The small tumors may not easily been detected by X-ray and ultrasound. Emergency abdominal CT is now the most common way of identifying extraluminal or intraluminal lesions causing small bowel obstruction [3]. However, we have to check the contrast number of abdominal CT. In Figure 3, we initially misunderstood the lipoma as free air. After adjusting the contrast number shown in Figure 4, we could see a fat contain mass-like lesion. Clinician should pay more attention to the well-defined margin lesion to prevent from misdiagnosis.
Although the patient would not receive surgical intervention and the benign nature of the tumor.

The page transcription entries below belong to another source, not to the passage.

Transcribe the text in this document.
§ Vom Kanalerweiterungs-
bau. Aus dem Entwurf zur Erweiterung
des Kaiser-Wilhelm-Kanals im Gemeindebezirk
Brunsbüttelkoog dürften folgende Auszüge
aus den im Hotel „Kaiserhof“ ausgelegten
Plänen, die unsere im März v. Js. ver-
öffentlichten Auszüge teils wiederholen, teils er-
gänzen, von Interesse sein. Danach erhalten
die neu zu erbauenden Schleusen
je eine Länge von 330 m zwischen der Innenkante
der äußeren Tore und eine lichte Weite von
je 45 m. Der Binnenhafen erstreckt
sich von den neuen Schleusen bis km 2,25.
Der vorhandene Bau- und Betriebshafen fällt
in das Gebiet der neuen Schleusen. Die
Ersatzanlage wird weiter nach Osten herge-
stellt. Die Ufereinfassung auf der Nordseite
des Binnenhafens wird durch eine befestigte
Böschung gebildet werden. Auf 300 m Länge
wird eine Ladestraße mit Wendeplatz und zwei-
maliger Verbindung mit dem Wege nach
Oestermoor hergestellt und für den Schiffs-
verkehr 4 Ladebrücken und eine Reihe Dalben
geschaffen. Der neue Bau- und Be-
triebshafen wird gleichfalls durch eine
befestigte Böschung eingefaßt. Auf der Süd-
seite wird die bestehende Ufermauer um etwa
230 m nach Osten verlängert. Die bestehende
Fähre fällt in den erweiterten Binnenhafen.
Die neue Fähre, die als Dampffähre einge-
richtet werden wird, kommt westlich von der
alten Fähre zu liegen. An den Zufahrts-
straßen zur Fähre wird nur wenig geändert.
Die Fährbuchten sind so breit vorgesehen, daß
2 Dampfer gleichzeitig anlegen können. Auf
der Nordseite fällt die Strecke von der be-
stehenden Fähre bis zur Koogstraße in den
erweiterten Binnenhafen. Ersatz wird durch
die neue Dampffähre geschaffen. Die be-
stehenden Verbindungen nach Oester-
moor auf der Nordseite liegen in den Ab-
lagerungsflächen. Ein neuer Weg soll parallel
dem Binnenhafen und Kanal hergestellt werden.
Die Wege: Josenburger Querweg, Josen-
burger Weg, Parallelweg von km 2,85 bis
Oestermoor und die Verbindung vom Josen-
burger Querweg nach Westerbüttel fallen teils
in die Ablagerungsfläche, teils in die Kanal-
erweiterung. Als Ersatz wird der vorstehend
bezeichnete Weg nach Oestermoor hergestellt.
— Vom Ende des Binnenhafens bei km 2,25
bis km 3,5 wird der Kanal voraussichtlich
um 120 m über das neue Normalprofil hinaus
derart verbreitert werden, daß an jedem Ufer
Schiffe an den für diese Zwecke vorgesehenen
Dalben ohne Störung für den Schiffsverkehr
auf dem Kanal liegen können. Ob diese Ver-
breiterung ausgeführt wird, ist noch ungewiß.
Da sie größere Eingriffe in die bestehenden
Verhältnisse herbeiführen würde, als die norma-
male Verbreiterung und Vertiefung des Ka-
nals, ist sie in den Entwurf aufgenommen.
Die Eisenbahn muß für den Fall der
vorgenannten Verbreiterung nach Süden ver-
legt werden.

We suggested that surgery may be indicated because it sometimes caused volvulus or ischemic change of bowel loops [3].
In conclusion, lipoma may occur in abdomen and can cause intestinal obstruction of ischemic change of bowel. Carefully awareness of the distinctive picture of image is important to prevent from misdiagnosis. Complete resection is the treatment of choice.